Using pyspark KMeans for Real World Clustering Problems

Today I use spark to deal with my prepared article embedding dataset. After solving some problems, I wrote down the process(this article is still incomplete now). Next step I will introduce some visualizations in this article(using matplotlib).

My data stored in a text file is formatted as follows:

{# of record, [v_d1, v_d2, ... , v_dn]}

di for the i-th dimmension.

KMeans algorithm

First we import some used modules:

from pyspark.mllib.clustering import KMeans, KMeansModel
from pyspark.mllib.linalg import DenseVector
from pyspark.mllib.linalg import SparseVector
from numpy import array

Then we preprocess the source data:

data=sc.textFile("/Users/pluto/data/notes_vector.csv")

def parseline(line):
    temp = re.sub(r'\[|\]','', line).split(',')
    return SparseVector(len(temp)-1, [(idx, float(value)) for idx, value in enumerate(temp[1:])])

parsedData = data.map(lambda line: parseline(line))

Our data preprocess is done. Use train method to fit the data.

clusters = KMeans.train(parsedData, 100, maxIterations=10, runs=10, initializationMode="random")

explanation of parameters:

  • data
  • training points stored as RDD[Array[Double}
  • k
  • number of clusters
  • maxIterations
  • max number of iterations
  • runs
  • number of parallel runs, defaults to 1. The best model is returned.
  • initializationMode
  • initialization model, either "random" or "k-means||" (default).
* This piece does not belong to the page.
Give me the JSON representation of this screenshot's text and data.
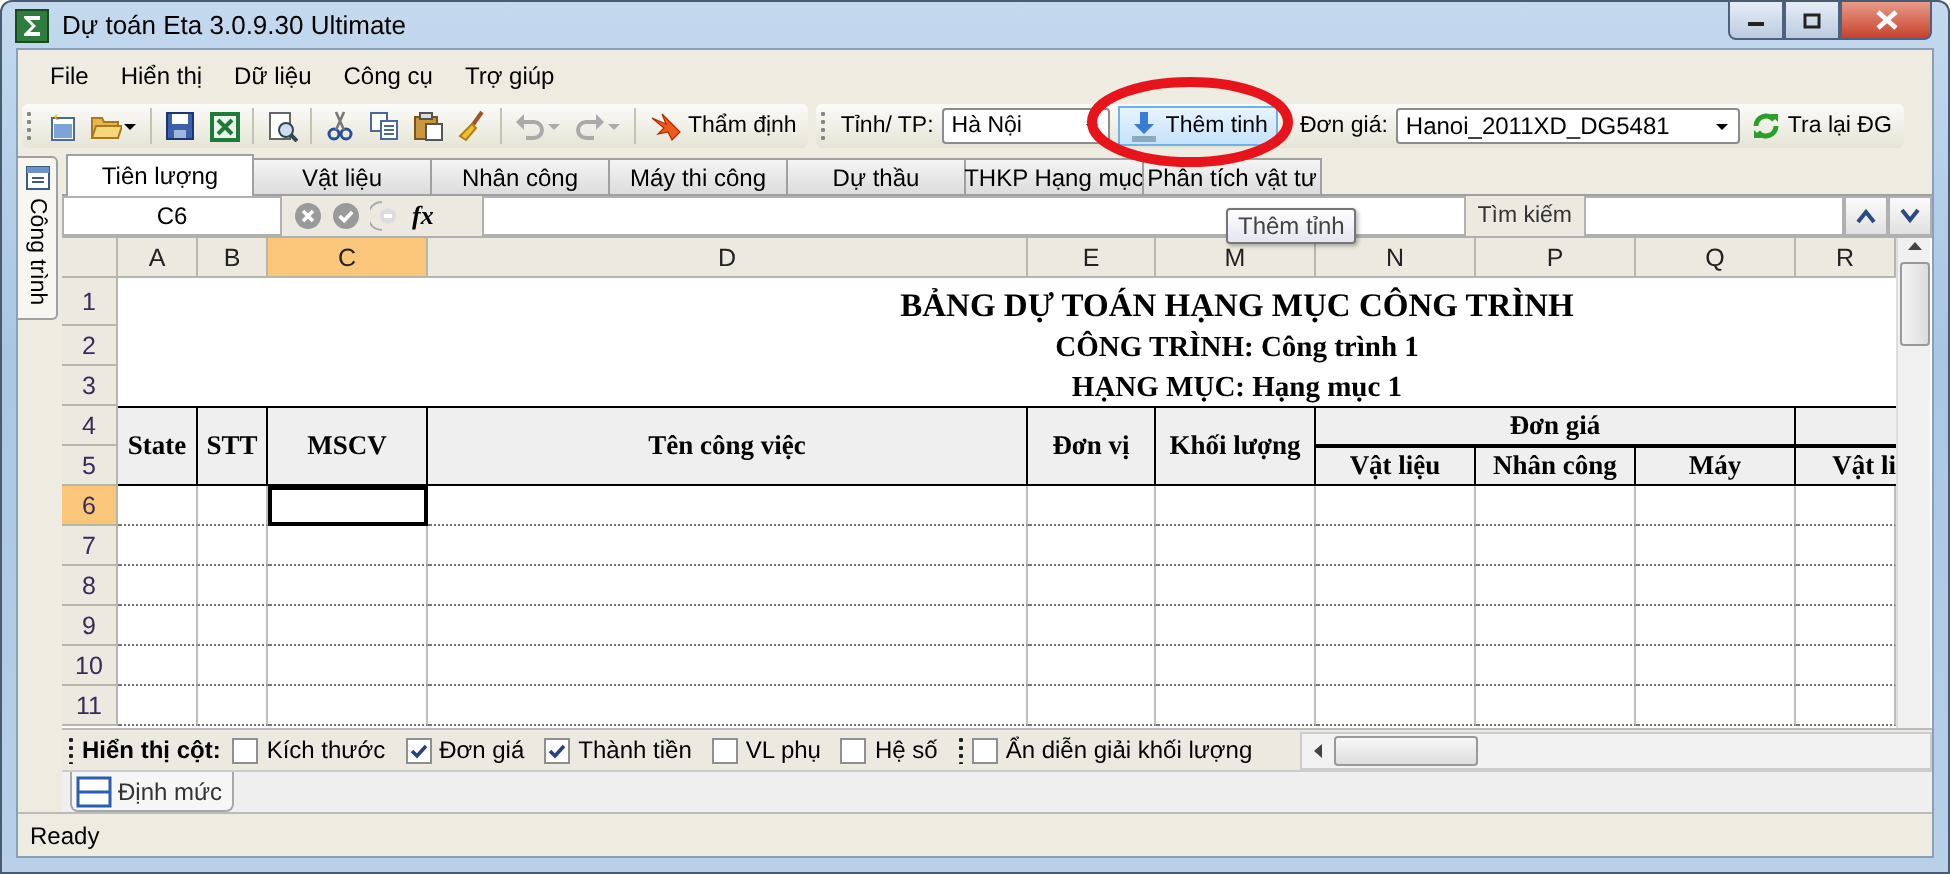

To evaluate the performance of the model, we need a error or loss function. The idea is to minimise the total euclidean distance between each data point and the mean centre point assigned to itself.

We define an error function as follows:

def error(point):
    center = clusters.centers[clusters.predict(point)]
    denseCenter = DenseVector(numpy.ndarray.tolist(center))
    return sqrt(sum([x**2 for x in (DenseVector(point.toArray()) - denseCenter)]))

Calculate total errors:

WSSSE = parsedData.map(lambda point: error(point)).reduce(lambda x, y: x + y)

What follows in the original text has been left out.